Per Bruxelles si tratta quindi di una vera doccia fredda, arrivata dopo mesi di negoziati e frequenti telefonate fra Trump e von der Leyen. Solo pochi giorni fa, il tycoon sembrava aver cambiato tono con l’Ue, affermando come “stesse trattando bene gli Usa”. Eppure, la percentuale tariffaria minacciata è ben al di sopra di quella al 10% che ci si aspettava.

Lettere simili anche a Brasile, Giappone e Corea del Sud, stabilendo dal primo agosto dazi generalizzati che vanno dal 20% al 50%, oltre a una tariffa del 50% sul rame.

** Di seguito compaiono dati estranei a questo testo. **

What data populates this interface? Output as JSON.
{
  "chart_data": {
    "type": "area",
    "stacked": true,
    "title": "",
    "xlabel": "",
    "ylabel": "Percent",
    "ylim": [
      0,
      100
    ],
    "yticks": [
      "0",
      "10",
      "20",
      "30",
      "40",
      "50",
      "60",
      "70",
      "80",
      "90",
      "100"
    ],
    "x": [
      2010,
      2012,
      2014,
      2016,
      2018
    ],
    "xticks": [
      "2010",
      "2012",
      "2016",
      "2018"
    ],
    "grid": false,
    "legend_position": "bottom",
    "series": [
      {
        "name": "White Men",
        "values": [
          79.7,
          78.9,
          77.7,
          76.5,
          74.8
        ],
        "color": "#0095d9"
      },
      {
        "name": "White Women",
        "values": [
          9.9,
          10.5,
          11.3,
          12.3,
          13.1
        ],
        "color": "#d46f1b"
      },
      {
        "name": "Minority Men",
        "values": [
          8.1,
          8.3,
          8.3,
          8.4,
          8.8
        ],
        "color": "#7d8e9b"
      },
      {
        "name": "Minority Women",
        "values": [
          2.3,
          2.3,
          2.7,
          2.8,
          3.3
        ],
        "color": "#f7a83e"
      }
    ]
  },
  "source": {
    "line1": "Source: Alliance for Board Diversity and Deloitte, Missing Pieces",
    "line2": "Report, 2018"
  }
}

Il presidente brasiliano Luiz Inácio Lula da Silva ha già dichiarato che imporrà dazi del 50% agli Stati Uniti nel caso in cui il presidente Trump dia seguito al suo annuncio a partire dal primo di agosto, perché “il Brasile  è un Paese sovrano” e “lo strumento principale è la legge della reciprocità, approvata dal nostro Parlamento”.

Intanto, Trump sembra aver cominciato a vedere i frutti dei primi mesi di dazi, almeno dal suo punto di vista. La riscossione delle tariffe doganali Usa è nuovamente aumentata a giugno, superando per la prima volta in un anno fiscale i 100 miliardi di dollari e contribuendo a generare un sorprendente surplus di bilancio di 27 miliardi di dollari per quel mese. I dazi doganali sono diventati la quarta maggiore fonte di entrate per il governo federale: nel giro di circa quattro mesi la loro quota è più che raddoppiata, passando dal 2% al 5% circa.

Restano da vedere, oltre alla reazione delle Borse, i temuti rincari sui consumi interni e gli effetti sull’inflazione: incognite che finora hanno spinto la Fed a non tagliare il costo del denaro, come invece avrebbe richiesto il presidente.